Thursday, May 17, 2012

I have no idea what to title this blog...COFFEE!

Halloween 2011
Who gets to draw that lucky lottery ticket in life?  It's a huge crap shoot, isn't it?  I mean, seriously what made me so fortunate?  (Uh oh...Bri is in deep contemplation mode, look out.  Pour a cup of Oolong Tea and get settled). 

I read an article about animals which mate for life the other day.  My brain is addled and I can't remember what they are.  This makes me laugh out loud.  I suppose I should get another cup of coffee - or grit my teeth and join you in that cup of tea - and attempt some research but I'm too lazy to do either.  I remember one of these critters are pigeonsWho knew?!  Wolves, maybe?  Hmmm?  Penguins, I'm certain of it.  Eric and Bri Potts, definitely.  We weren't in the article but I'm sure we could have been classified as a pair of unique mammals mated for life.

I know with as much certainty - as I'm sure I'll be breaking into the bag of Fritos in less than an hour - that I'll be happily married to Eric until one of us bites the dust.  There's no question about it.  Now, God bless my ex-husband, but when we were married there were moments when I dreamt about divorce; I longed for a reason to see us go our separate ways.  You see, when I was young I jumped the gun and bought into the fairy tale that everyone had a soul mate in life.  Well now that I'm older and wiser, I don't think this is entirely true.

Jeff and I had nothing in common when we stood in front of a Catholic priest and exchanged vows.  In fact, shame on me for even allowing it to happen.  Poor guy.  Not only was he "jonesing" for a cigarette but half the church were tried and true Wiccans.  I'm surprised God didn't strike the steeple with lightning that beautiful December morning.  I planned the whole ridiculous circus though I must say it was a very pretty event in its own hypocrisy.  Jeff and I are friends today in every sense of the word.  Odd friends, but friends none the less. I love his family and will always consider them a very special part of my life.

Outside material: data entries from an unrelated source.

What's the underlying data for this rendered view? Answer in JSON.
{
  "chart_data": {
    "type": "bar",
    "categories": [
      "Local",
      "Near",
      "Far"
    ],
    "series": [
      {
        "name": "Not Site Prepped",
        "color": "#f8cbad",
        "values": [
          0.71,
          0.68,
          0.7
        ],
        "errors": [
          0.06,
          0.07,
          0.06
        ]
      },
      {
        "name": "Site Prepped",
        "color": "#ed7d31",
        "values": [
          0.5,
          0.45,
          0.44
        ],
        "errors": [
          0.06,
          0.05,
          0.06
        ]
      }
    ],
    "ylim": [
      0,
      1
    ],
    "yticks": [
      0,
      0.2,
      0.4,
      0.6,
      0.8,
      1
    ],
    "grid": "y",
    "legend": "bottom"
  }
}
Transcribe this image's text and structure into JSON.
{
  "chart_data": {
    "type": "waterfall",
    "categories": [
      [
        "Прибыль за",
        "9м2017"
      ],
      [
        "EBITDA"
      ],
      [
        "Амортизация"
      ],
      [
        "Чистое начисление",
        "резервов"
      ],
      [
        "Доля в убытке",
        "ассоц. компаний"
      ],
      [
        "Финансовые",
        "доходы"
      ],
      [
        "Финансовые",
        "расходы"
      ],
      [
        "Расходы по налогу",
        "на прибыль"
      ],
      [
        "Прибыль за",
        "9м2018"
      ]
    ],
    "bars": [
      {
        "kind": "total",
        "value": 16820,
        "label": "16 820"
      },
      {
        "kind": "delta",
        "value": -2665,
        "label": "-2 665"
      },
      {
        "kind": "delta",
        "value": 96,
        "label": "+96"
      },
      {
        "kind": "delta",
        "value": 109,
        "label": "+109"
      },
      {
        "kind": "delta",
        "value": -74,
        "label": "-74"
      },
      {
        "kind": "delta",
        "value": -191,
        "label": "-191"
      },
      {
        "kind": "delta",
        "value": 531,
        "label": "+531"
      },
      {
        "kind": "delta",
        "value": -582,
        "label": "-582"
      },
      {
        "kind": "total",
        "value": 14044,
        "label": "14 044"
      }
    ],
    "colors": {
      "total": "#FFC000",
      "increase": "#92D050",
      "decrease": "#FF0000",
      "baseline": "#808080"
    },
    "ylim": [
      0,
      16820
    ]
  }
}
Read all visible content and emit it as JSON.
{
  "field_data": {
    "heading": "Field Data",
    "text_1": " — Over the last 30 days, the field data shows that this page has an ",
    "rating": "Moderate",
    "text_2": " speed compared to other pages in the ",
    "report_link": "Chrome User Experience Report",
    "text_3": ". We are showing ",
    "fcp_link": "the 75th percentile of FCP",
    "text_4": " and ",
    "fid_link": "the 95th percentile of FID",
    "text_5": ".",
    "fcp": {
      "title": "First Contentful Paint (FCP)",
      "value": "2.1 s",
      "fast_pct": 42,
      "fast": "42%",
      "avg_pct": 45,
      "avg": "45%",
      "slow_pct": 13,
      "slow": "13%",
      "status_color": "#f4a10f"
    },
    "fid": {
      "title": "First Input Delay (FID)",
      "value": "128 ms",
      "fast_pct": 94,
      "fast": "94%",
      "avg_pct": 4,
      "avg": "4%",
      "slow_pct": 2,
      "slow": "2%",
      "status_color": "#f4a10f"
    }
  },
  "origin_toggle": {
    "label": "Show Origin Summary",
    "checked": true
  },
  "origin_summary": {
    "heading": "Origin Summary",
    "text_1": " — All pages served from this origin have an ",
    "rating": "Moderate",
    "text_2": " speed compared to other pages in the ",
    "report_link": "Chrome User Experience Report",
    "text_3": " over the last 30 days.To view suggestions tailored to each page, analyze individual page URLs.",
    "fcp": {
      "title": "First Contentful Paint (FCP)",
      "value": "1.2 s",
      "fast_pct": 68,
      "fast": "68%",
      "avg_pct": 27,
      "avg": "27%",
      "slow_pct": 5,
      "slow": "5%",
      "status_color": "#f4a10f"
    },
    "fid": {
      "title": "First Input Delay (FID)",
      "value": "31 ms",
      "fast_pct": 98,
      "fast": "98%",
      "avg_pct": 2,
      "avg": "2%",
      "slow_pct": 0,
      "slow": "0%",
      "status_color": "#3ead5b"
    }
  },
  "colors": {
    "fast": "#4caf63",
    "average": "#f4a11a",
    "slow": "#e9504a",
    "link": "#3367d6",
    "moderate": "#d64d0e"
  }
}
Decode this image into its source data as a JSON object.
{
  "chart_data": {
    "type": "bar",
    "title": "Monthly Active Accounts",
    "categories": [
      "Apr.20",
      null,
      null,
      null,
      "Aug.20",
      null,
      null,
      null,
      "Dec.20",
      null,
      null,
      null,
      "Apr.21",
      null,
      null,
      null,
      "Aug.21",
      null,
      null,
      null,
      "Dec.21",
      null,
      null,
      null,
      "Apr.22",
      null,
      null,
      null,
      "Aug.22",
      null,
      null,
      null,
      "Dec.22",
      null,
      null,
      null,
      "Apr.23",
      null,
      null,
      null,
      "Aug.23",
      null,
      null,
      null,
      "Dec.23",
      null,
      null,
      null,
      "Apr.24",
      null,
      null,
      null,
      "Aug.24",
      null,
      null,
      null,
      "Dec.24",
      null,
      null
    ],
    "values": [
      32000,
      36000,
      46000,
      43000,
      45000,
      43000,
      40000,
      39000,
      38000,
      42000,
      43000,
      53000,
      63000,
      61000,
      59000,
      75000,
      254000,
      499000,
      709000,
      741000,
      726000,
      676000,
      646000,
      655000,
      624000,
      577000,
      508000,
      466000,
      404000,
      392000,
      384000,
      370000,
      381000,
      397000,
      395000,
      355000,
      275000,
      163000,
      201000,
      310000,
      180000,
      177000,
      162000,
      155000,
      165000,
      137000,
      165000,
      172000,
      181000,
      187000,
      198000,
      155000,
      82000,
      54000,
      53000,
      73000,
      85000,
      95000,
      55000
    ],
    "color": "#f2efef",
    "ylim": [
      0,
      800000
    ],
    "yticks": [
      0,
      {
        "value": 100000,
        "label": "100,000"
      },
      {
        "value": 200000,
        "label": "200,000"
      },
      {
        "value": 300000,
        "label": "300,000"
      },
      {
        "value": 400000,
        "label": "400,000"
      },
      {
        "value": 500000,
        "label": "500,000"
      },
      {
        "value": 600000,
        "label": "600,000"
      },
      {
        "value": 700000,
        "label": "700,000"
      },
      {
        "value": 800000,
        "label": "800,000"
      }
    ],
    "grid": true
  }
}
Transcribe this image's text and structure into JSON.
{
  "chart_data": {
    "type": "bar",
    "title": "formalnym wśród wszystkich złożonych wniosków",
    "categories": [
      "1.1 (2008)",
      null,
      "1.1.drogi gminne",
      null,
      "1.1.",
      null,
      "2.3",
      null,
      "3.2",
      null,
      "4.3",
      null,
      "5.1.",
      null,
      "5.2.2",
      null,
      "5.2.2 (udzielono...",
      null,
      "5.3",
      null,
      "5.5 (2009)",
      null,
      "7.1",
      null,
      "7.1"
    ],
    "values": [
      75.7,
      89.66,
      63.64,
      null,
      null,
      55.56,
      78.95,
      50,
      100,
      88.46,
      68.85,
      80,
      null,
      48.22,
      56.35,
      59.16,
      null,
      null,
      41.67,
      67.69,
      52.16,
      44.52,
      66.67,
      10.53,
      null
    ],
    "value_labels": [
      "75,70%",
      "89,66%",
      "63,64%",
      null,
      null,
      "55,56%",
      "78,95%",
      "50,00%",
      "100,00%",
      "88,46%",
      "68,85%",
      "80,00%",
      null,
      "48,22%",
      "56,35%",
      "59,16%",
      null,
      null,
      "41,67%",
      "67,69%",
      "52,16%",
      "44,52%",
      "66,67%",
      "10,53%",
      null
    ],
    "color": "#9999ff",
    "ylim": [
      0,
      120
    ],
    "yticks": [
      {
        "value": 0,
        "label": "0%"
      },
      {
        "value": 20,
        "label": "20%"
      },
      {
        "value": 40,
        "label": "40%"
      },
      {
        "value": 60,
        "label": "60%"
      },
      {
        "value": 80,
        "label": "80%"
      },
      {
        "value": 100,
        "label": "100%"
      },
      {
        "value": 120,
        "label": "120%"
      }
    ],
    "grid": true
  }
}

Soul mates are rare.  I don't believe everyone is intended to find the "perfect fit".  This sounds sad, I get it.  I used to tell people, "Just hang on, he or she is out there waiting for you."  I'm not so sure anymore.  Perhaps not everyone is meant to live "happily ever after" with a nice house in the suburbs.  Maybe some folks are meant to have several great loves in their lives.  So what if they don't have a ridiculously big wedding (and trust me ladies, it's a huge hassle and expense for a divorce four years later).  I think both options sound lovely and I believe too many people die lonely because they're waiting for Mr. or Ms. Right to pass their way or panic and make the wrong choice.

Men and women need to take a deep breath and relax.  The question I hear all the time is, "Bri, how did you know Eric was the one?"  Funny, I didn't.  I knew him for years; fourteen to be exact before God whacked me on the side of the head and said, "WAKE UP DUMB ASS!"  Then, I just knew.  I felt in the core of my being that I didn't want to spend another moment away from him; if I split a nail, had a funny joke to share, or just wanted to be - it needed to be with him.